Silicon is a principal component of aerolites which are a class of meteoroids and also of tektites which is a natural form of glass.
Measured by weight, silicon makes up 25.7% of the earth's crust and after oxygen is also the second most abundant element. Elemental silicon is not found in nature. It occurrs most often as oxides and as silicates. Sand, amethyst, agate, quartz, rock crystal, flint, jasper, and opal are some of the forms in which the oxide appears. Granite, asbestos, feldspar, clay, hornblende, and mica are a few of the many silicate minerals.
Silicon is commercially prepared by the heating of high-purity silica in an electric arc furnace using carbon electrodes. At temperatures over 1900°C, the carbon reduces the silica to silicon according to the chemical equation
- SiO2 + C → Si + CO2
The use of silicon in semiconductor devices demands a much greater purity than afforded by metallurgical grade silicon. Historically, a number of methods have been used to produce high-purity silicon.
Early silicon purification techniques were based on the fact that if silicon is melted and re-solidified, the last parts of the mass to solidify contain most of the impurities. The earliest method of silicon purification, first described in 1919 and used on a limited basis to make radar components during World War II, involved crushing metallurgical grade silicon and then partially dissolving the silcon powder in an acid. When crushed, the silicon cracked so that the weaker impurity-rich regions were on the outside of the resulting grains of silicon. As a result, the impurity-rich silicon was the first to be dissolved when treated with acid, leaving behind a more pure product.

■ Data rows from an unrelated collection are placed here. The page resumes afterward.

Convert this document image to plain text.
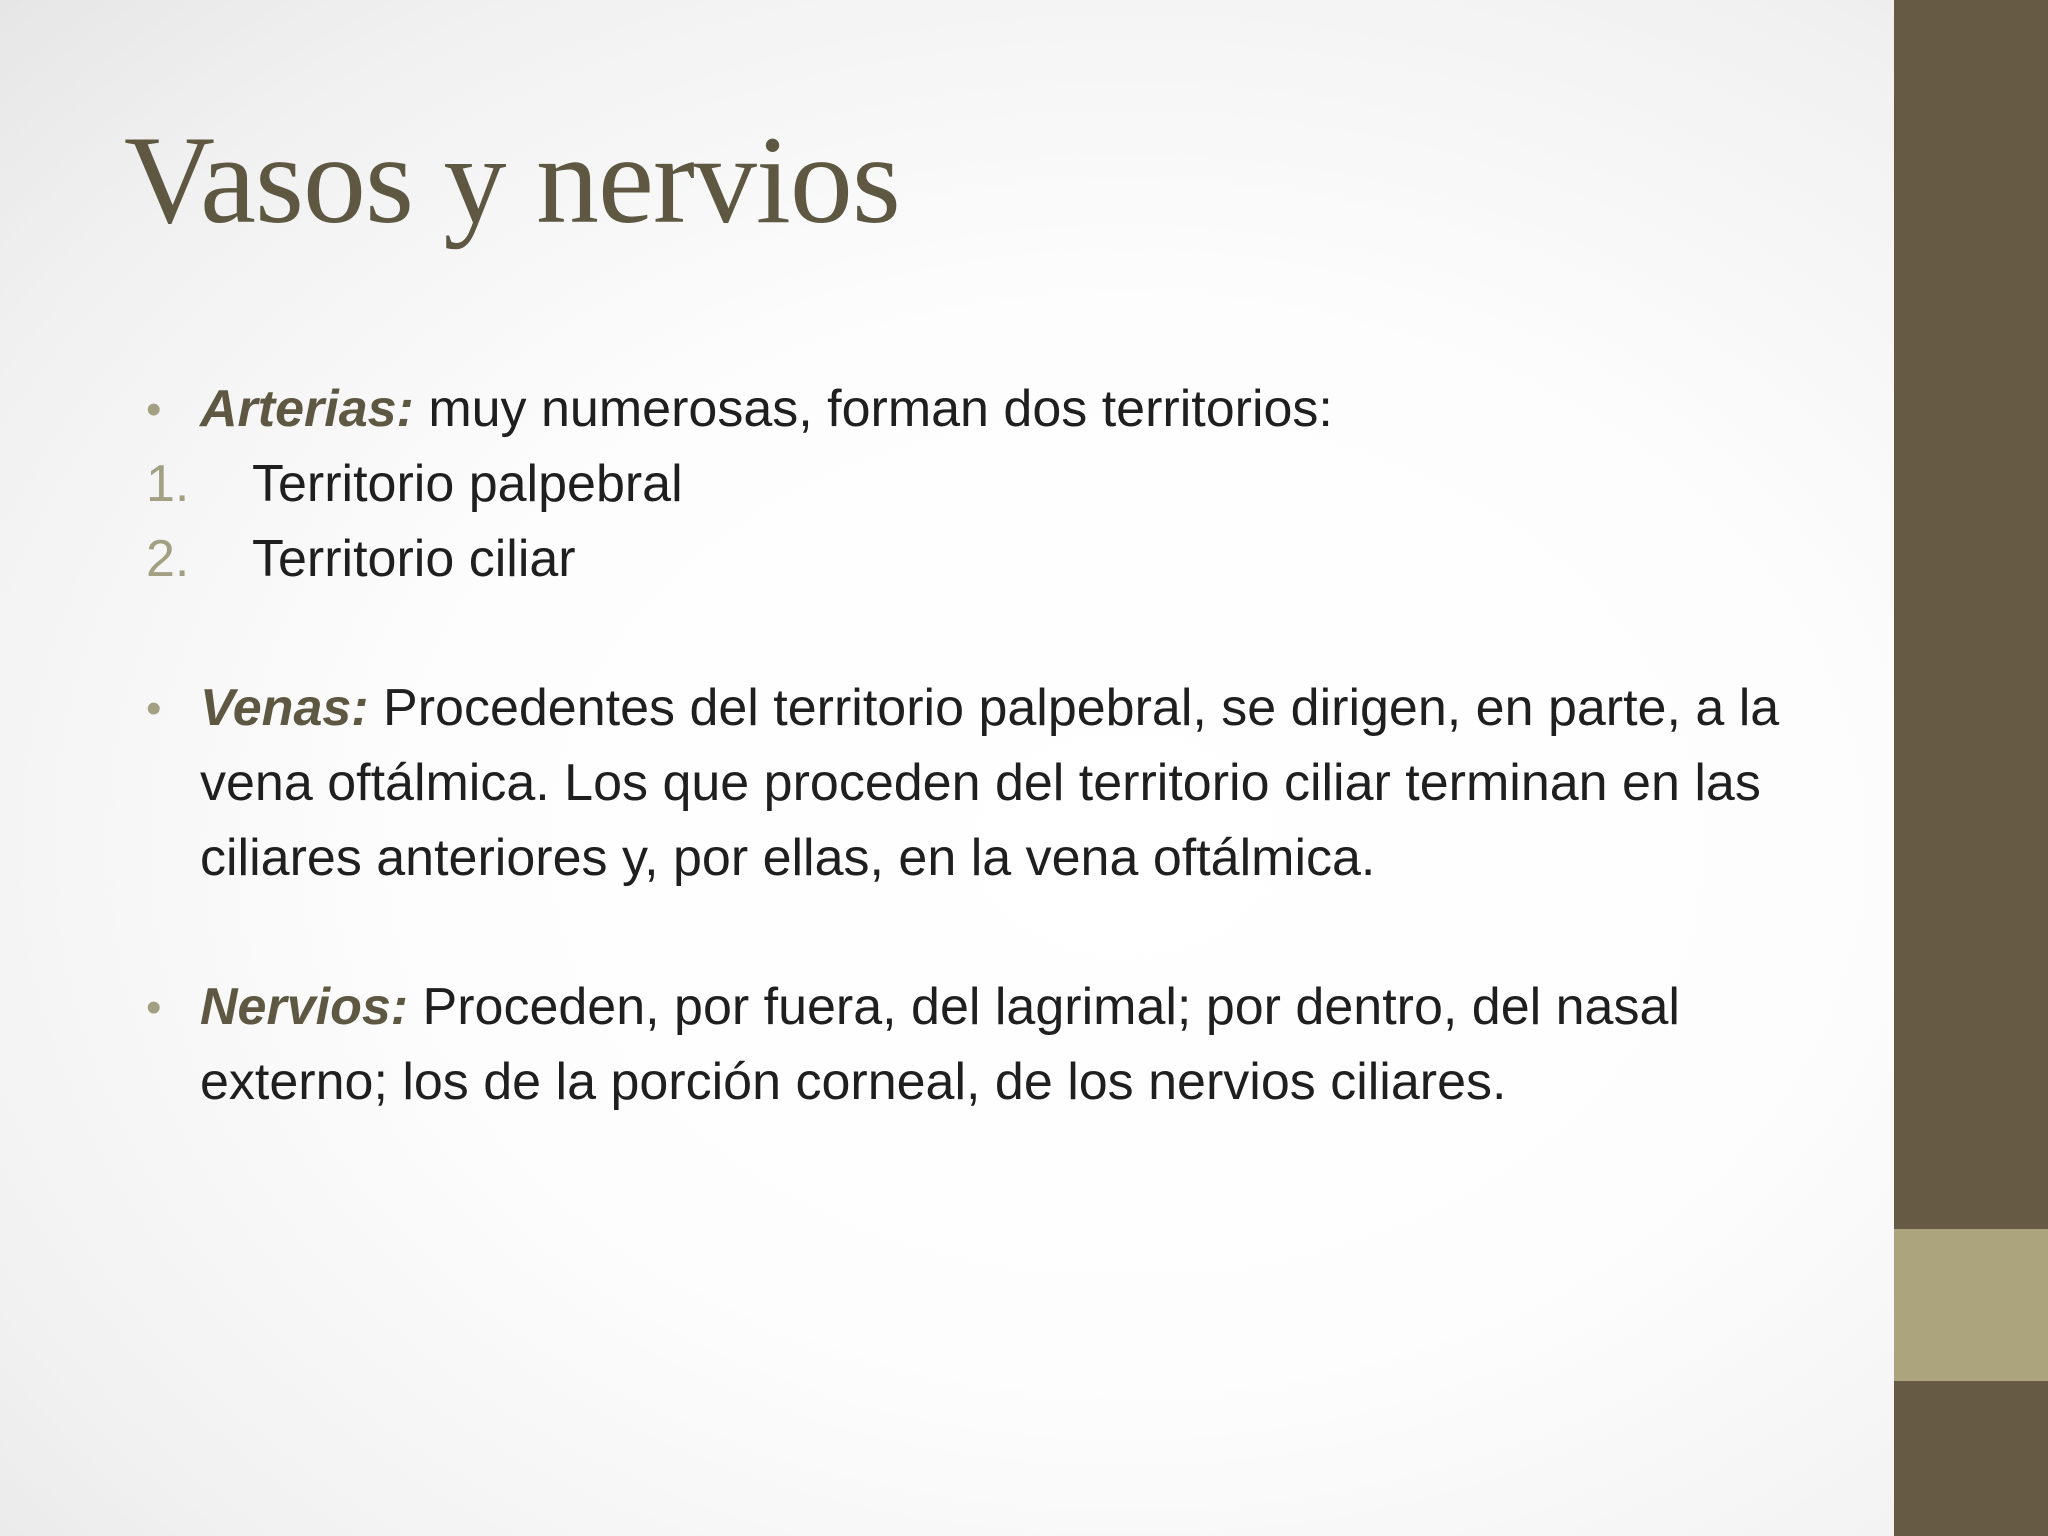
Vasos y nervios
• Arterias: muy numerosas, forman dos territorios:
1. Territorio palpebral
2. Territorio ciliar
• Venas: Procedentes del territorio palpebral, se dirigen, en parte, a la vena oftálmica. Los que proceden del territorio ciliar terminan en las ciliares anteriores y, por ellas, en la vena oftálmica.
• Nervios: Proceden, por fuera, del lagrimal; por dentro, del nasal externo; los de la porción corneal, de los nervios ciliares.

In zone melting, the first silicon purification method to be widely used industrially, rods of metallurgical grade silicon were heated to melt at one end. Then, the heater was slowly moved down the length of the rod, keeping a small length of the rod molten as the silicon cooled and resolidified behind it. Since most impurities tend to remain in the molten region rather than resolidify, when the process was complete, most of the impurities in the rod had been moved into end that was the last to be melted. This end was then cut off and discarded, and the process repeated if a still higher purity was desired.
Today, silicon is instead purified by converting it to a silicon compound that can be more easily purified than silicon itself, and then converting that silicon compound back into pure silcon. Trichlorosilane is the silicon compound most commonly used as the intermediate, although silicon tetrachloride and silane are also used. When these gases are blown over silicon at high temperature, they decompose to high-purity silicon.
In the Siemens process, high-purity silicon rods are exposed to trichlorosilane at 1150°C. The trichlorosilane gas decomposes and deposits additional silicon onto the rods, enlarging them according to chemical reactions like
- 2 HSiCl3 → Si + 2 HCl + SiCl4
- SiCl4 + 2 Zn → Si + 2 ZnCl2
Silicon has nine isotopes, with mass numbers from 25-33. Si-28 (the most abundant isotope, at 92.23%), Si-29 (4.67%), and Si-30 (3.1%) are stable; Si-32 is a radioactive isotope produced by argon decay. Its half-life, after much argument, has been determined to be approximately 276 years, and it decays by beta emission to P-32 (which has a 14.28 year half-life) and then to S-32.